Fig. 1. Existing and planned gas pipeline routes and compression stations in Mexico.

Two major cross-border pipeline projects have been announced in the last two years. These projects have prompted Mexico to abandon plans to build nuclear power stations and to instead construct new combined-cycle power stations.

ONEOK–Fermaca. ONEOK Partners LP has an equal JV with a subsidiary of Fermaca Infrastructure BV to construct a pipeline that would transport gas from West Texas to Mexico. The gas from the Waha gas hub in the Permian basin would supply fuel to power plants in southern Chihuahua, Mexico.

The Roadrunner gas transmission pipeline project extends west from ONEOK Partners’ ONEOK WesTex transmission natural gas pipeline system at Coyanosa, Texas to a new international border-crossing connection at the US and Mexico border near San Isidro, Texas. Here, the pipeline will connect with Fermaca’s Tarahumara gas pipeline.

The project, to be constructed in three phases from 2016–2019, includes approximately 200 mi of pipeline designed to transport up to 640 MMcfd of natural gas, with up to 570 MMcfd of the gas to be transported to Mexico’s growing markets.

The first phase of the pipeline project, which will add 170 MMcfd of capacity, is expected to be completed by the first quarter of 2016. The second phase, which will increase the pipeline’s available capacity to 570 MMcfd, is expected to be completed in the first quarter of 2017. The project’s third and final phase is anticipated to be complete in 2019, and will increase the pipeline’s available capacity to 640 MMcfd.

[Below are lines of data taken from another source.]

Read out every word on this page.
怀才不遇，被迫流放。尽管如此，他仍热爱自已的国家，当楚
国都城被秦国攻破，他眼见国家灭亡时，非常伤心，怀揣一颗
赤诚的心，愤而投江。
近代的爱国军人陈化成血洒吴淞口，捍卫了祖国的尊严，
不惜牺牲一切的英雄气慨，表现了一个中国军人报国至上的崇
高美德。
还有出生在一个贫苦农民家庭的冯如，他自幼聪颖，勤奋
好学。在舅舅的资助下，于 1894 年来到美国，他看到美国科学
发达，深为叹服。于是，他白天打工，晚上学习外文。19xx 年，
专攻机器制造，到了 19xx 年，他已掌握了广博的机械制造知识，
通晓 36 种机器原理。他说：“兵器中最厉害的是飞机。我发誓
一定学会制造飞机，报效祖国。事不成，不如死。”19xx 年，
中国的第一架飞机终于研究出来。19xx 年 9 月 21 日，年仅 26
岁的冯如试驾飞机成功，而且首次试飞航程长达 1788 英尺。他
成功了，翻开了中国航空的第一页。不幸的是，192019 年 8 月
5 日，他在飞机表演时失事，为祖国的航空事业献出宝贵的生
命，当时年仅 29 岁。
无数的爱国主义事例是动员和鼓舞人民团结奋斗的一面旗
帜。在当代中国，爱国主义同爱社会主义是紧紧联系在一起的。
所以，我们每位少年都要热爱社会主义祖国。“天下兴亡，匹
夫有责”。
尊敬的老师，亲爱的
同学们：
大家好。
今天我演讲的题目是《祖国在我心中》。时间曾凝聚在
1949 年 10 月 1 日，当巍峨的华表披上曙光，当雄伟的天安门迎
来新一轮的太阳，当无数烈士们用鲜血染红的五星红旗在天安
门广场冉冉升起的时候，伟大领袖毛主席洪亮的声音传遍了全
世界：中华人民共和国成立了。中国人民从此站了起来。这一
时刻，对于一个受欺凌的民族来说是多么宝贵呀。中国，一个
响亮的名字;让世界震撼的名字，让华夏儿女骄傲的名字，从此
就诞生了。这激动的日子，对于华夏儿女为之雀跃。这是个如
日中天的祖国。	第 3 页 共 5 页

ONEOK Partners will manage the project construction and will operate the pipeline after it is completed. The project cost is estimated at $500 MM.

Pemex–First Reserve–BlackRock. Pemex signed a $900-MM deal in March with US investment firms BlackRock and First Reserve (Fig. 2) to commence work on the second phase of the 462-mi Los Ramones II pipeline. The deal gave BlackRock and First Reserve a collective 45% stake in the project.

The Los Ramones II pipeline project will encompass two sections from northern to central Mexico and have a gas transport capacity of 1.4 Bcfd, all of which has been contracted by Pemex under a 25-year agreement. Construction of the project began in 2014, and completion is expected in 2016.

Gas: A bright spot in Pemex’s future. The pipeline investments come at a critical time for Pemex, which cut its budget for 2015 by approximately $4 B due to the drop in crude oil prices.

However, the cross-border gas pipeline projects, funded by private equity and slated to bring over 2 Bcfd of US shale gas to Mexico’s power-generation sector, should help keep the lights on in Mexican homes and brighten the country’s energy economy for decades to come.